A vulnerability has been identified in the Linux kernel's crypto library, specifically within the 'mpi_read_raw_from_sgl()' function. This issue arises from an integer underflow when the function subtracts 'lzeros' from the unsigned 'nbytes' parameter. The vulnerability can be triggered if the scatterlist 'sgl' contains more bytes than 'nbytes' and the first 'nbytes + 1' bytes are zero. Under these conditions, the loop processing the scatterlist counts more zeros than 'nbytes', leading to an underflow. This bug was introduced in a previous commit but could not be exploited until a recent change in the key management system's encryption process created the necessary conditions. The exploitation of this vulnerability causes a denial-of-service situation, where the kernel becomes stuck in a loop, resulting in a soft lockup.

Impact

Exploitation of this vulnerability leads to a denial-of-service condition, causing the kernel to become unresponsive and generate soft lockup warnings.

Reproduction

To reproduce this vulnerability, invoke a 'KEYCTL_PKEY_ENCRYPT' system call with an 'out_len' parameter greater than 'in_len', while filling the 'in' buffer with zeros.

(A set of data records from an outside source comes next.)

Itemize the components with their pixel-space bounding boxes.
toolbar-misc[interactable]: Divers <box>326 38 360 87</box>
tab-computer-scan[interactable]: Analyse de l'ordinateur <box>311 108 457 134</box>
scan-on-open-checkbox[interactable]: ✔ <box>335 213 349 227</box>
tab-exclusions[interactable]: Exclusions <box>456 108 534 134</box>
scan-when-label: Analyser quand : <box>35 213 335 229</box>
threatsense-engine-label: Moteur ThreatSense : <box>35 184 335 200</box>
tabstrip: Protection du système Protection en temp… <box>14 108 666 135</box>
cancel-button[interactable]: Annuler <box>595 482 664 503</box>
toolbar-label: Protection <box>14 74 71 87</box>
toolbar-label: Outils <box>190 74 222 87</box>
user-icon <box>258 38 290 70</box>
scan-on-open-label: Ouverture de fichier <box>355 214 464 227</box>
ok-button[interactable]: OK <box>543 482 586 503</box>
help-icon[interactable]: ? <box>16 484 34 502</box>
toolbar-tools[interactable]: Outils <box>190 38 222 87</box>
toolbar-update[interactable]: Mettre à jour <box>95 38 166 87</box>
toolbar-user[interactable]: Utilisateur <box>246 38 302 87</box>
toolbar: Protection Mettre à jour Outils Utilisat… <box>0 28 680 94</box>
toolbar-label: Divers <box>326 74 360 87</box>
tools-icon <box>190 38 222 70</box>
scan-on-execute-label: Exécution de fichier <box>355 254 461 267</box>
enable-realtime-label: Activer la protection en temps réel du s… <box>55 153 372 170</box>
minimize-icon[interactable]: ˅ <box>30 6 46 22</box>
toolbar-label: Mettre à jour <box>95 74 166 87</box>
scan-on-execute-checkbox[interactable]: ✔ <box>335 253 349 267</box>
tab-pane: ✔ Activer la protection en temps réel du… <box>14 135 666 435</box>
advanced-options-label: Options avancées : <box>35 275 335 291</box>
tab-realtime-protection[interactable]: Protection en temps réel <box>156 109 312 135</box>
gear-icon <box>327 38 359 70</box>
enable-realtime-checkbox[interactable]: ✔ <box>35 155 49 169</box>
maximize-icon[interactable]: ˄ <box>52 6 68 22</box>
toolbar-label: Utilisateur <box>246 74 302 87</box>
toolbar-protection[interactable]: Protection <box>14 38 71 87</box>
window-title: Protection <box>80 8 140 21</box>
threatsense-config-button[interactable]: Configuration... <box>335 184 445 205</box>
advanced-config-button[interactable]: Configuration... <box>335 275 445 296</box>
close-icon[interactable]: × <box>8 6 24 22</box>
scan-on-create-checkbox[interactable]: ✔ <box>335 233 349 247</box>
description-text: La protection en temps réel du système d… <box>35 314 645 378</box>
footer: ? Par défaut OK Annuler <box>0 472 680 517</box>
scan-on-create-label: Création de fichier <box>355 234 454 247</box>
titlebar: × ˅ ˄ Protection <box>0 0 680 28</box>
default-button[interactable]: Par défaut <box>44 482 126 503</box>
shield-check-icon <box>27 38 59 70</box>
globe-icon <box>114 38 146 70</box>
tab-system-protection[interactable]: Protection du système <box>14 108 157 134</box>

This will prompt the 'crypto_akcipher_sync_prep()' function to generate a scatterlist that meets the vulnerability's requirements, ultimately triggering the integer underflow in 'mpi_read_raw_from_sgl()'.

Remediation

Users can upgrade to the latest version of the Linux kernel where this vulnerability has been fixed. Instructions for upgrading can be found in the official Linux kernel documentation.